Personally I would ditch using the autofocus for astrophotography and go over to manual focus, use a focusing aid, and check the focus using magnified live view on a bright start. Sometimes I've gotten the autofocus to nail the focus when pointing at the moon but it misses slightly far more often that it gets it right. For a focusing aid use a
bahtinov mask and there are
online generators for them available. I generated one for my Sigma 300mm f/4 and converted the SVG into a 3d printer file and had a friend print a nice plastic one for me. When getting a template you don't need the big filled in center circle as most people who use them are using them with a Newtonian (reflector) telescope that has the mirror there.
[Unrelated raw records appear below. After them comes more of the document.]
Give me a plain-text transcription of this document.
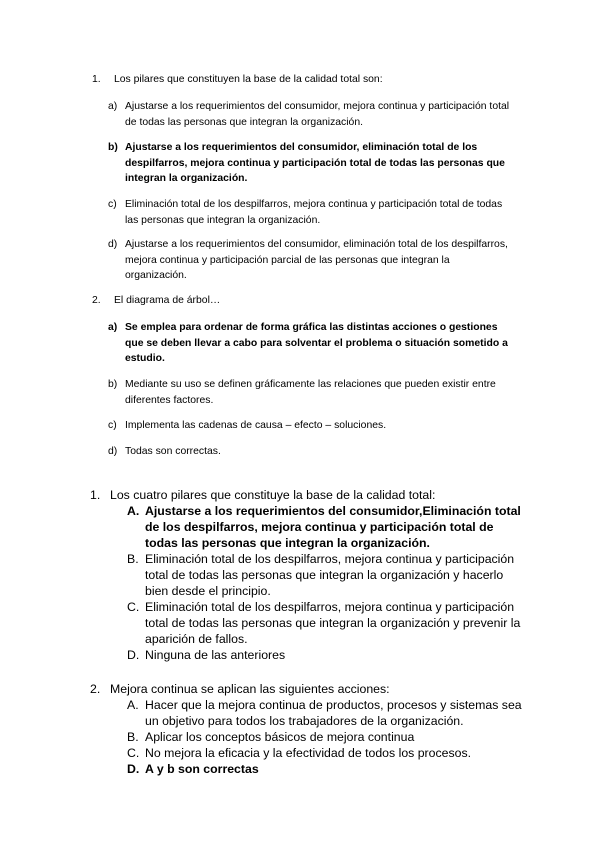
1. Los pilares que constituyen la base de la calidad total son:
a) Ajustarse a los requerimientos del consumidor, mejora continua y participación total de todas las personas que integran la organización.
b) Ajustarse a los requerimientos del consumidor, eliminación total de los despilfarros, mejora continua y participación total de todas las personas que integran la organización.
c) Eliminación total de los despilfarros, mejora continua y participación total de todas las personas que integran la organización.
d) Ajustarse a los requerimientos del consumidor, eliminación total de los despilfarros, mejora continua y participación parcial de las personas que integran la organización.
2. El diagrama de árbol…
a) Se emplea para ordenar de forma gráfica las distintas acciones o gestiones que se deben llevar a cabo para solventar el problema o situación sometido a estudio.
b) Mediante su uso se definen gráficamente las relaciones que pueden existir entre diferentes factores.
c) Implementa las cadenas de causa – efecto – soluciones.
d) Todas son correctas.
1. Los cuatro pilares que constituye la base de la calidad total:
A. Ajustarse a los requerimientos del consumidor,Eliminación total de los despilfarros, mejora continua y participación total de todas las personas que integran la organización.
B. Eliminación total de los despilfarros, mejora continua y participación total de todas las personas que integran la organización y hacerlo bien desde el principio.
C. Eliminación total de los despilfarros, mejora continua y participación total de todas las personas que integran la organización y prevenir la aparición de fallos.
D. Ninguna de las anteriores
2. Mejora continua se aplican las siguientes acciones:
A. Hacer que la mejora continua de productos, procesos y sistemas sea un objetivo para todos los trabajadores de la organización.
B. Aplicar los conceptos básicos de mejora continua
C. No mejora la eficacia y la efectividad de todos los procesos.
D. A y b son correctas
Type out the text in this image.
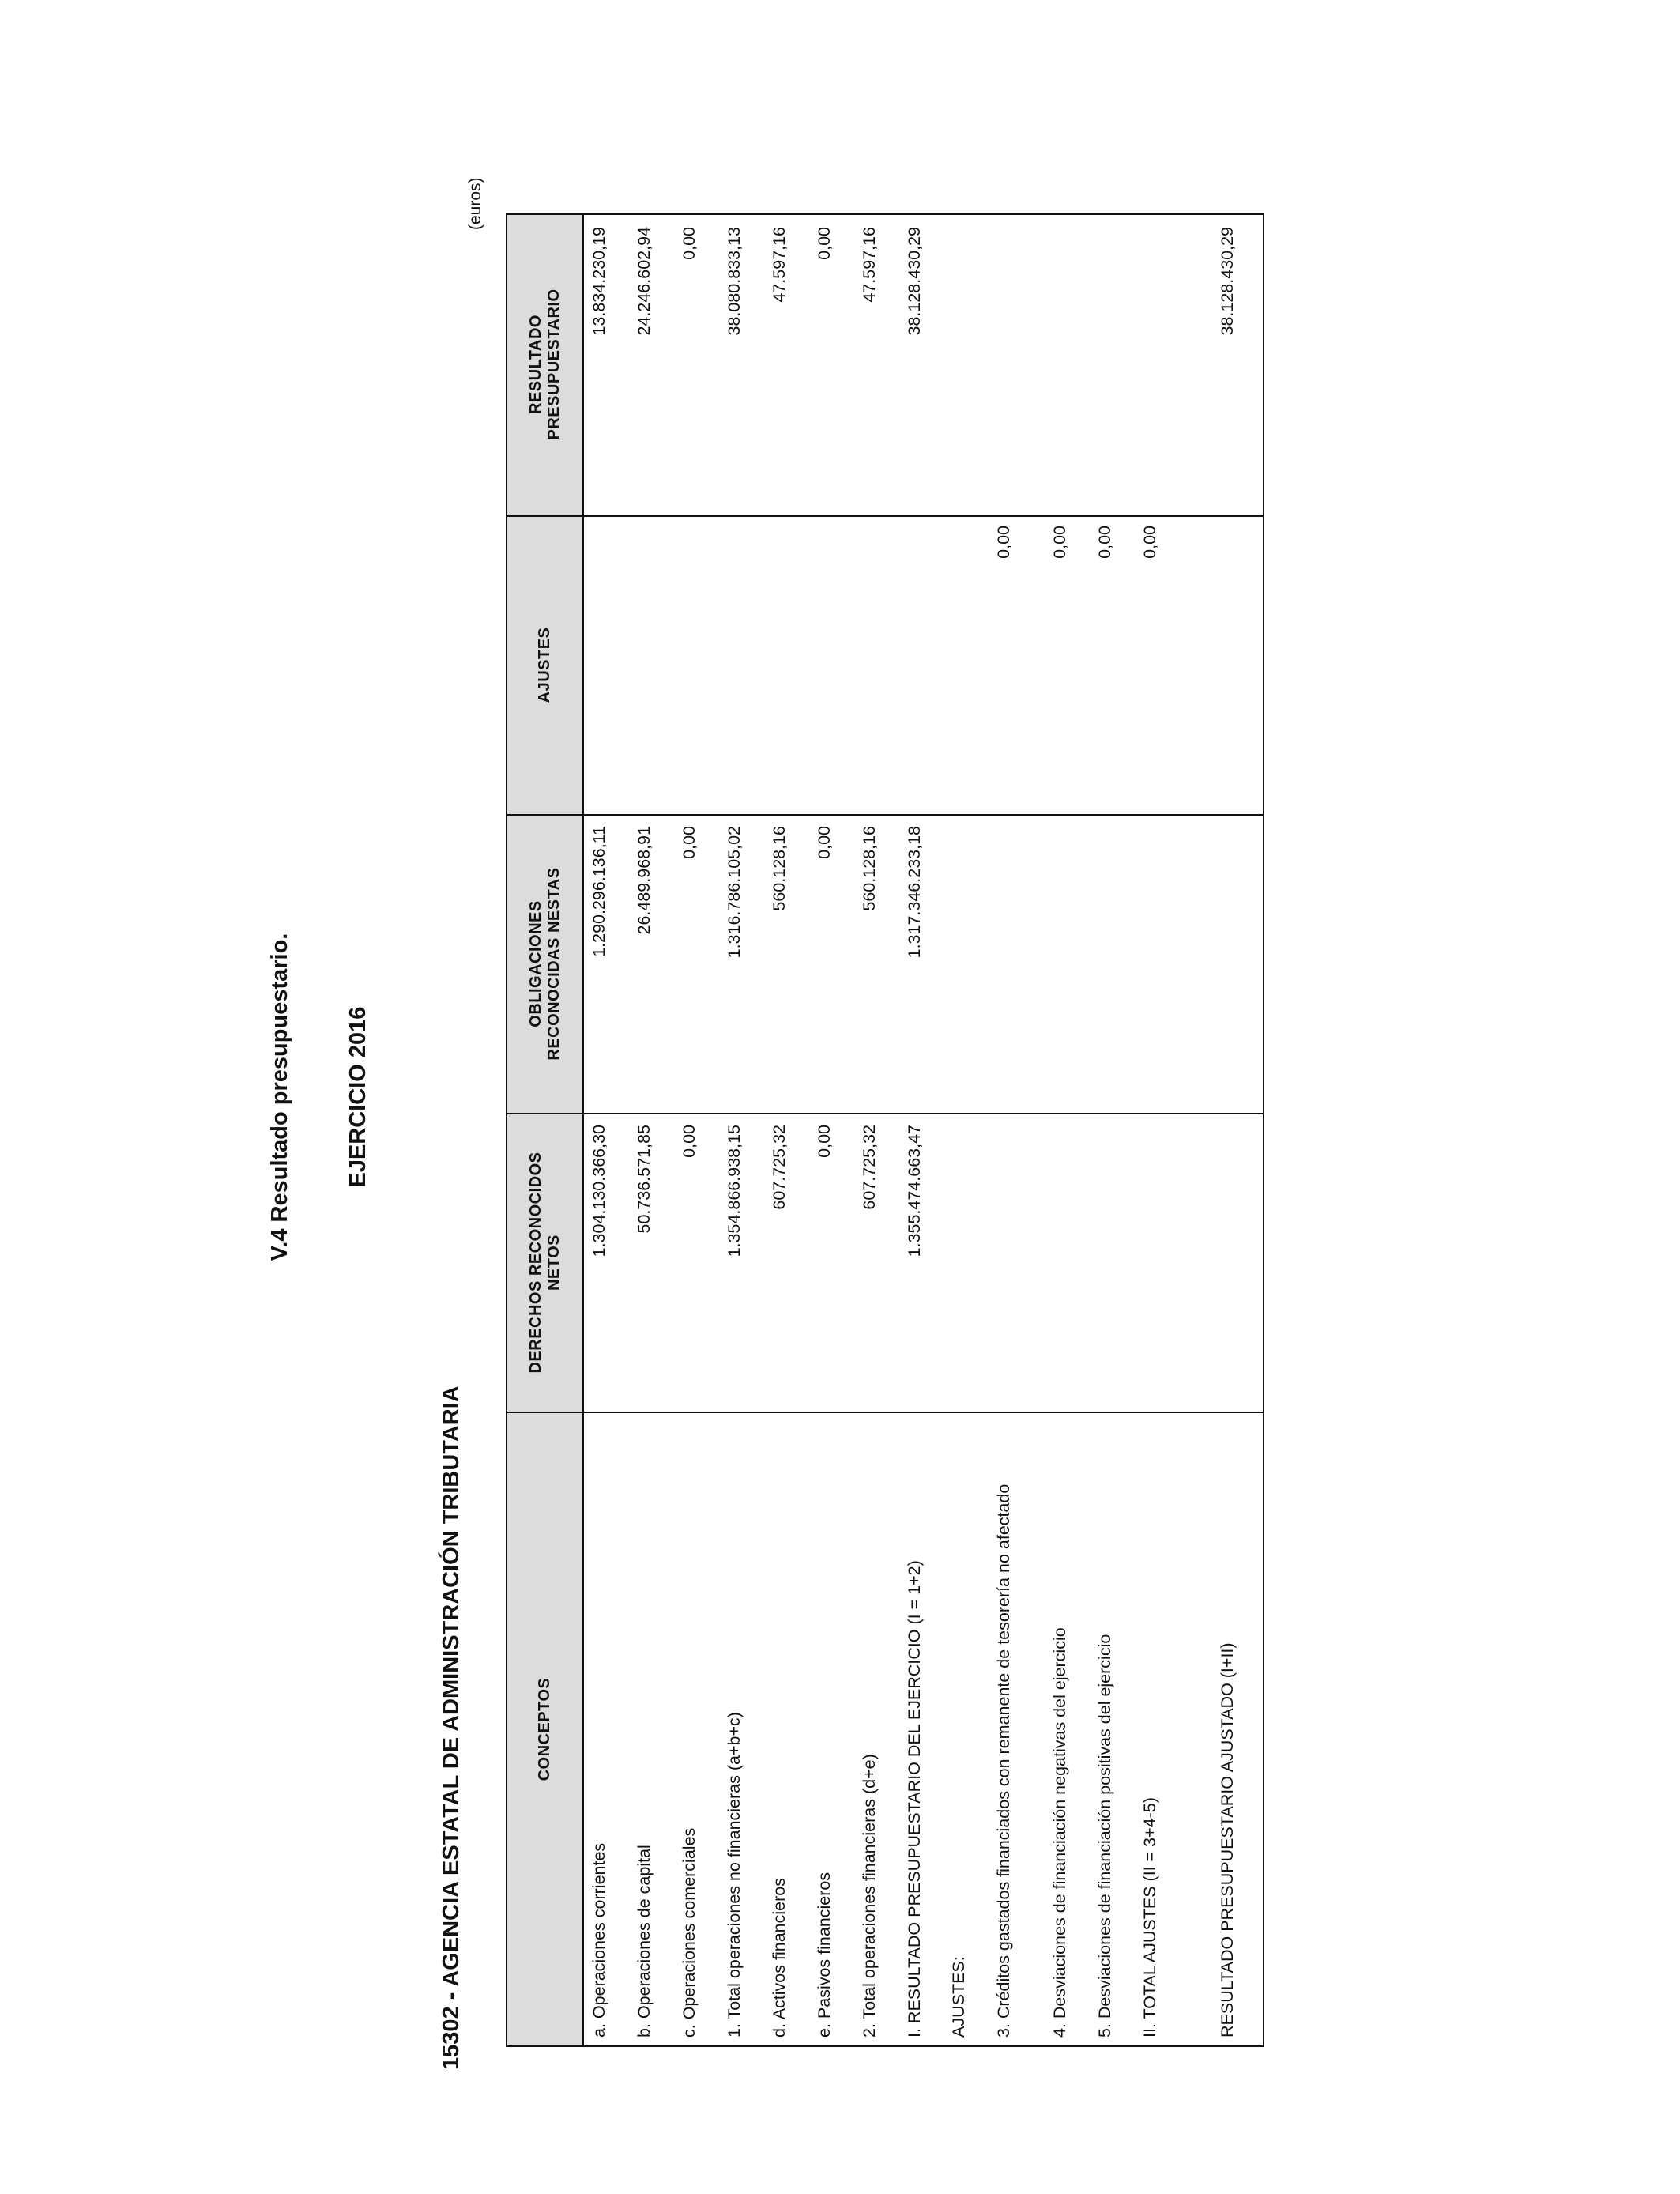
V.4 Resultado presupuestario. EJERCICIO 2016
15302 - AGENCIA ESTATAL DE ADMINISTRACIÓN TRIBUTARIA
(euros)
CONCEPTOS
DERECHOS RECONOCIDOS NETOS
OBLIGACIONES RECONOCIDAS NESTAS
AJUSTES
RESULTADO PRESUPUESTARIO
a. Operaciones corrientes
1.304.130.366,30
1.290.296.136,11
13.834.230,19
b. Operaciones de capital
50.736.571,85
26.489.968,91
24.246.602,94
c. Operaciones comerciales
0,00
0,00
0,00
1. Total operaciones no financieras (a+b+c)
1.354.866.938,15
1.316.786.105,02
38.080.833,13
d. Activos financieros
607.725,32
560.128,16
47.597,16
e. Pasivos financieros
0,00
0,00
0,00
2. Total operaciones financieras (d+e)
607.725,32
560.128,16
47.597,16
I. RESULTADO PRESUPUESTARIO DEL EJERCICIO (I = 1+2)
1.355.474.663,47
1.317.346.233,18
38.128.430,29
AJUSTES: 3. Créditos gastados financiados con remanente de tesorería no afectado
0,00
4. Desviaciones de financiación negativas del ejercicio
0,00
5. Desviaciones de financiación positivas del ejercicio
0,00
II. TOTAL AJUSTES (II = 3+4-5)
0,00
RESULTADO PRESUPUESTARIO AJUSTADO (I+II)
38.128.430,29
Make as many slots as you can and have them cover the most area so that when focusing you can get the brightest image in live view possible. The settings I used (find by trial and error) for my 300mm f/4 were:
Focal length (mm) = 300
Aperture (mm) = 77
Edge thickness (mm) = 2
Structural bar thickness (mm) = 2
Horizontal slot count = 18
Angled slot count = 20
Angled slot offset = -5
This allowed the mask to fit inside the hood but rest on the filter ring
So I would suggest creating a bahtinov mast for the 70-300mm and 18-135 finding a bright star, be sure it isn't a planet, and get it more or less centered in the view finder, put the mask on the front of the lens, go into magnified live view and adjust the focus until you get the diffraction pattern correct and then point it at the object you want to shoot. Another thing to keep in mind is that you will really want to stop those lenses down at least 1 stop as astrophotography is really punishing on lenses and will show most of the problems it has. For the 14mm I don't think a bahtinov mask would work given how short of a focal length it is so I would suggest just using magnified live view for focusing to make the star as small as possible and stop it down to f/4 or more. In all cases here you will want focus peaking turned off as it isn't perfect and the added bloat around a star makes it difficult to tell when you have truly gotten it as small as possible.
Since you are doing astrophotography I would consider some form of tracking if you haven't already. The best is a good equatorial mount, but if you don't want to take that rather expensive plunge there is always the O-GPS1 add on for you K-70. It works well once you get the hang of it and understand it's limitations. I use one on my K-3 and chase deep sky objects with fairly good results.